Diesel is the cheapest versus gasoline for this time of year in at least a decade as inventories surge and mild temperatures reduce heating demand.

Ultra low sulfur diesel on the New York Mercantile Exchange settled at 0.72 cents a gallon more expensive than gasoline Wednesday, compared with the previous low for Dec. 9 of 5.2 cents in 2009. Diesel is typically pricier than gasoline in the winter as more fuel is burned to heat homes, on top of normal transportation demand.

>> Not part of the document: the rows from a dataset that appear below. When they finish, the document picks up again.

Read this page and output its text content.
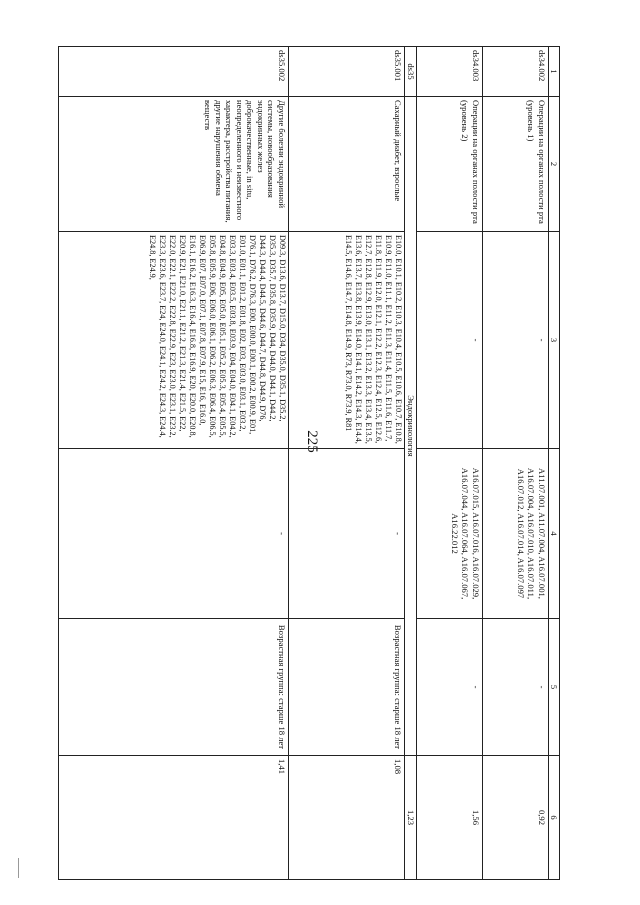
225
1	2	3	4	5	6
ds34.002	Операции на органах полости рта (уровень 1)	-	A11.07.001, A11.07.004, A16.07.001, A16.07.004, A16.07.010, A16.07.011, A16.07.012, A16.07.014, A16.07.097	-	0,92
ds34.003	Операции на органах полости рта (уровень 2)	-	A16.07.015, A16.07.016, A16.07.029, A16.07.044, A16.07.064, A16.07.067, A16.22.012	-	1,56
ds35	Эндокринология				1,23
ds35.001	Сахарный диабет, взрослые	E10.0, E10.1, E10.2, E10.3, E10.4, E10.5, E10.6, E10.7, E10.8, E10.9, E11.0, E11.1, E11.2, E11.3, E11.4, E11.5, E11.6, E11.7, E11.8, E11.9, E12.0, E12.1, E12.2, E12.3, E12.4, E12.5, E12.6, E12.7, E12.8, E12.9, E13.0, E13.1, E13.2, E13.3, E13.4, E13.5, E13.6, E13.7, E13.8, E13.9, E14.0, E14.1, E14.2, E14.3, E14.4, E14.5, E14.6, E14.7, E14.8, E14.9, R73, R73.0, R73.9, R81	-	Возрастная группа: старше 18 лет	1,08
ds35.002	Другие болезни эндокринной системы, новообразования эндокринных желез доброкачественные, in situ, неопределенного и неизвестного характера, расстройства питания, другие нарушения обмена веществ	D09.3, D13.6, D13.7, D15.0, D34, D35.0, D35.1, D35.2, D35.3, D35.7, D35.8, D35.9, D44, D44.0, D44.1, D44.2, D44.3, D44.4, D44.5, D44.6, D44.7, D44.8, D44.9, D76, D76.1, D76.2, D76.3, E00, E00.0, E00.1, E00.2, E00.9, E01, E01.0, E01.1, E01.2, E01.8, E02, E03, E03.0, E03.1, E03.2, E03.3, E03.4, E03.5, E03.8, E03.9, E04, E04.0, E04.1, E04.2, E04.8, E04.9, E05, E05.0, E05.1, E05.2, E05.3, E05.4, E05.5, E05.8, E05.9, E06, E06.0, E06.1, E06.2, E06.3, E06.4, E06.5, E06.9, E07, E07.0, E07.1, E07.8, E07.9, E15, E16, E16.0, E16.1, E16.2, E16.3, E16.4, E16.8, E16.9, E20, E20.0, E20.8, E20.9, E21, E21.0, E21.1, E21.2, E21.3, E21.4, E21.5, E22, E22.0, E22.1, E22.2, E22.8, E22.9, E23, E23.0, E23.1, E23.2, E23.3, E23.6, E23.7, E24, E24.0, E24.1, E24.2, E24.3, E24.4, E24.8, E24.9,	-	Возрастная группа: старше 18 лет	1,41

Distillate supplies in the U.S. grew by 5 million barrels last week, according to the Energy Information Administration, pushing supplies to the highest level for this time of year since 2010. A strong El Nino this winter is expected to keep temperatures above average in the Northeast, where a majority of heating oil demand is located. The typical household that uses oil will burn about 533 gallons this winter, down from 609 a year ago, according to the EIA.

“Traditionally, the industry knows that heating oil demand goes up in the winter, and as a result it will be pulling inventories,” said Andy Lipow, president of Lipow Oil Associates LLC. “As we go into this winter, though, we have total distillate inventories about 25 percent higher than last year, at the same time that weather forecasters are calling for a mild winter.”